Namun proyek senilai Rp1,3 triliun itu tak pernah selesai. Setelah sepuluh kali adendum kontrak, pembangunannya berhenti di angka 85,56% meski dana sudah terserap penuh.
Kini, lokasi proyek berubah menjadi “monumen beton” di tengah hutan Kalbar simbol ketidakberesan pengelolaan energi di daerah.
Kerugian negara ditaksir mencapai Rp323 miliar dan USD 62,4 juta, menurut audit BPK.

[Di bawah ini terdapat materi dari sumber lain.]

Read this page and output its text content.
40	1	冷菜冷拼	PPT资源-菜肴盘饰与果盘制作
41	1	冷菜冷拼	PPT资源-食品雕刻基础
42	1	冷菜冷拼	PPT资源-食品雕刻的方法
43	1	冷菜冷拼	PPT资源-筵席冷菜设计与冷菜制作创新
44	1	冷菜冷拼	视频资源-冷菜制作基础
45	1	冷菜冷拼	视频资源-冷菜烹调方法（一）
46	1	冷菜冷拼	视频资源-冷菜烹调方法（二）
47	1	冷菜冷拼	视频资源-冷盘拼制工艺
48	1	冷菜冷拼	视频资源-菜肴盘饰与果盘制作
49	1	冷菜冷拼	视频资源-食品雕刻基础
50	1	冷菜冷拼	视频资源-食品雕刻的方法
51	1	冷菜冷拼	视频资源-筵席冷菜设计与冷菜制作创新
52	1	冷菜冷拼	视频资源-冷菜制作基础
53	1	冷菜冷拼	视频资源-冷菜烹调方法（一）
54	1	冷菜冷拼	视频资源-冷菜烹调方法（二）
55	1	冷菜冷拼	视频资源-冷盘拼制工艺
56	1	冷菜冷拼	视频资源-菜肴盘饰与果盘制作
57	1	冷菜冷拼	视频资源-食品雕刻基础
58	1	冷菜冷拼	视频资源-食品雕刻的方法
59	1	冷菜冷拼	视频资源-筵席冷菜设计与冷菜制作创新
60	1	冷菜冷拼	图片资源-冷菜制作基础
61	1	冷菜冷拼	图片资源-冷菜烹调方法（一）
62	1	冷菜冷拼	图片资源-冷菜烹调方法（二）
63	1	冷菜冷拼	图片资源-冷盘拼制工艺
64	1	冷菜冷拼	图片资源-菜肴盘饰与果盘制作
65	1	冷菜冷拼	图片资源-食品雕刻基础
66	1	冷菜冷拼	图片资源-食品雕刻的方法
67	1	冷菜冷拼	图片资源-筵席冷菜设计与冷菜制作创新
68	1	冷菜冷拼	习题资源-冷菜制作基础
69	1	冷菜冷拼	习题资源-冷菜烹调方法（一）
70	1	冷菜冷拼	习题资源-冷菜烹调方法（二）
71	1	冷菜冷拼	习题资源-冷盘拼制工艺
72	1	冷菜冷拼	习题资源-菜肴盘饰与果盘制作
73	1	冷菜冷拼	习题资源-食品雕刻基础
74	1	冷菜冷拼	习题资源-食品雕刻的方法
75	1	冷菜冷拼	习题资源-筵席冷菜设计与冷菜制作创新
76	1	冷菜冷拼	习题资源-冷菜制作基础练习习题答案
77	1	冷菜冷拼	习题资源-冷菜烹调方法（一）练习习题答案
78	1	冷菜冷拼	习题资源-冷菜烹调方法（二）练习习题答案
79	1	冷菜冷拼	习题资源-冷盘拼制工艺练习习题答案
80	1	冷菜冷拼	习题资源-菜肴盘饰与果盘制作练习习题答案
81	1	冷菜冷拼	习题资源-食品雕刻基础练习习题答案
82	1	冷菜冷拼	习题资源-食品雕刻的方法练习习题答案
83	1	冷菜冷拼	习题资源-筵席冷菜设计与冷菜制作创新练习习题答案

Lebih parah lagi, masyarakat sekitar kehilangan potensi listrik bersih yang seharusnya menopang kawasan ekonomi baru di Kalimantan.
Dampak pada Kepercayaan Investor
Skandal PLTU Kalbar langsung mengguncang kepercayaan investor energi, baik domestik maupun asing.
Beberapa perusahaan Jepang dan Korea yang sebelumnya berminat menanam modal di proyek pembangkit listrik di Sulawesi dan Kalimantan kini menunda kesepakatan investasi.
“Investor melihat bahwa risiko korupsi masih tinggi di sektor energi. Ini membuat modal masuk menjadi lambat,” ungkap Yunarto Wibisono, analis energi dari Universitas Indonesia.
Padahal, untuk mencapai target EBT 2025, Indonesia membutuhkan investasi minimal USD 25 miliar.
Setiap kasus korupsi seperti PLTU Kalbar memperburuk persepsi global dan menghambat arus modal bersih.